The motors from former DMBS car number 10573 were removed, and the whole set was re-wired to enable the hauling diesel locomotive to provide the electric train heating. Six out of nine compartments of one of the 4-Sub Trailer Second cars (number 11485) were refitted as first class compartments, thereby making it a Trailer Composite.

The set was originally numbered 900 in the old hauled carriage set number series, but this was amended in February 1966 to 701 in the new series for trailer control units. Despite this, and its designation as 7-TC (7-car Trailer Control stock), it was not a real trailer control unit in that a locomotive could not be operated remotely from the unit's driving cars.

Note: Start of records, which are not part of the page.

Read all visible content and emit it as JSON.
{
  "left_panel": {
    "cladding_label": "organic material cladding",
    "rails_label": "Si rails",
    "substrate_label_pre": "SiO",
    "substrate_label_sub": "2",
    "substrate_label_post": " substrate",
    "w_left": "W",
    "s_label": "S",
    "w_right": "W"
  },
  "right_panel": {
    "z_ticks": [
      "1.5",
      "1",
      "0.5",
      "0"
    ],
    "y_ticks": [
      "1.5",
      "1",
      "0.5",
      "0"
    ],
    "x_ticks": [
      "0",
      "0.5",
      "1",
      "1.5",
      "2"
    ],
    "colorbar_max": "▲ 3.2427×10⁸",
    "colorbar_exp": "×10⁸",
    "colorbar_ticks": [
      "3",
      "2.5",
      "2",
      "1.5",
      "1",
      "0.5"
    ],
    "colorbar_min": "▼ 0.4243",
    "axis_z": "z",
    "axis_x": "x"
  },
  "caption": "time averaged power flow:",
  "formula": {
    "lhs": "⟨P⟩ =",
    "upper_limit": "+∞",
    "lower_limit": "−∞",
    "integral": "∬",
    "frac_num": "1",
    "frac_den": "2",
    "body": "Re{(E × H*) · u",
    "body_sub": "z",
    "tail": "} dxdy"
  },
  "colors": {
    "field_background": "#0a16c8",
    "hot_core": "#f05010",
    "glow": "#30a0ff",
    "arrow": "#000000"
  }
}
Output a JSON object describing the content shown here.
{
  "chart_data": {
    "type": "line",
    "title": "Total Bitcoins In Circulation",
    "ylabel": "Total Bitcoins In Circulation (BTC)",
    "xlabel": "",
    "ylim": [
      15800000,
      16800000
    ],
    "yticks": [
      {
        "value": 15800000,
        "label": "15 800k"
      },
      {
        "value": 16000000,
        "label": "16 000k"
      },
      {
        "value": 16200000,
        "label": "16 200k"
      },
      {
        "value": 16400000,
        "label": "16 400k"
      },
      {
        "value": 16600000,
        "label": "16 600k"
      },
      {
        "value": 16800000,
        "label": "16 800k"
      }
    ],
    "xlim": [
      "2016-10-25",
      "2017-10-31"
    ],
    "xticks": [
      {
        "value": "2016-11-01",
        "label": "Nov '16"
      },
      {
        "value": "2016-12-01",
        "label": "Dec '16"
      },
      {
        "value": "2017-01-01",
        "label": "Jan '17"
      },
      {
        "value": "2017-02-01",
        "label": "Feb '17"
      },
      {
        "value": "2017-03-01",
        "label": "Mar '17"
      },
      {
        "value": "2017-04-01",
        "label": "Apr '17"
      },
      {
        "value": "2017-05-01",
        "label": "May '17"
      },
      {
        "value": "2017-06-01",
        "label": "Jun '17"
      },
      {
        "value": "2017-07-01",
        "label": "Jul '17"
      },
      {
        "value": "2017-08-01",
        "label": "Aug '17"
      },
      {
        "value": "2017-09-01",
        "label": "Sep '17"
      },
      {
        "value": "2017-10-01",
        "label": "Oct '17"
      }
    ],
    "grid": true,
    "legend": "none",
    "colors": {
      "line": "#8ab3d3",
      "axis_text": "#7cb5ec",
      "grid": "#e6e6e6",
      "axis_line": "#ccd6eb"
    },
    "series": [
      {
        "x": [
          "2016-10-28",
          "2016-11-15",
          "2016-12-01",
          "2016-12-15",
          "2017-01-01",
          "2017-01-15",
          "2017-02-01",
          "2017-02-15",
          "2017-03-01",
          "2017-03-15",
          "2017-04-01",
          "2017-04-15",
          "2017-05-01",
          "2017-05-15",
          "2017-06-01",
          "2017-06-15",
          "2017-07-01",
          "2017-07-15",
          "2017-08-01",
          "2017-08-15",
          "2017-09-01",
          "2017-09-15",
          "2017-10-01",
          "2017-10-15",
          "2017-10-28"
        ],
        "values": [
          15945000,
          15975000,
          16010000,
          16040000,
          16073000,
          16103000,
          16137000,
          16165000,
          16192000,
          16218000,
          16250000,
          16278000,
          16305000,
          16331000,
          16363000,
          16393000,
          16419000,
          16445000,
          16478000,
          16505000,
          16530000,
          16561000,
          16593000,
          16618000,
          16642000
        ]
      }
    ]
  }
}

The unit was stored from December 1967 and then withdrawn in April 1969. However, while the two driving cars were scrapped the following year, all five trailers were reused in other units. Four returned to 4-SUB formations, but 11485 underwent a further conversion, this time to a 4EPB Trailer Second, and was renumbered 15084. Full details of the 7-TC formation, the origin of the individual cars and their subsequent disposal are set out in the table below:

| Carriage Number | Carriage Type | Former Unit | Re-use/Disposal |
|---|---|---|---|
| 10573 | TBS (ex-DMBS) | 2-BIL 2006 | Scrapped (1970) |
| 10351 | TS | 4-SUB 4328 | 4-SUB 4132 |
| 10353 | TS | 4-SUB 4352 | 4-SUB 4364 |
| 11485 | TC (ex-TS) | 4-SUB 4115 | 4-EPB 5115 (as TS 15084) |
| 10349 | TS | 4-SUB 4346 | 4-SUB 4132 |
| 10346 | TS | 4-SUB 4329 | 4-SUB 4131 |
| 12107 | TC (ex-DTC) | 2-BIL 2006 | Scrapped (1970) |

==Accidents and incidents==
- On 1 August 1962, unit No.2088 was derailed at , West Sussex when a set of points moved under it due to an electrical fault. Thirty-eight people were injured.

==Withdrawal==
After withdrawal in 1971, various 2-BIL units in company with 2-HAL units were noted at Stratford in east London destined for scrapping by Kings of Norwich, or being hauled west for scrapping in the Newport area.

==Preservation==
Only one 2-BIL unit has survived into preservation, namely number 2090, formed of carriages 10656 and 12123, which is in the care of the National Railway Museum, York. This unit is also the only pre-war main line EMUs in existence, which is still in original formation. A Class 503, which was kept at the Locomotive Storage Ltd facility in Margate, has 2 carriages slated for scrap [9]

| Unit number (current in bold) |  | DMBTK | DTCK | Built | Livery | Location |
|---|---|---|---|---|---|---|
| 2090 | - | 10656 | 12123 | 1937 Eastleigh | BR(S) Malachite Green | National Railway Museum |

==Model railways==
In 2013, Hornby Railways introduced a DCC-ready OO gauge model of the 2-BIL, with versions in both SR green and BR green.

In 2010, Electrifying Trains produced a BR green 2-BIL model in O gauge.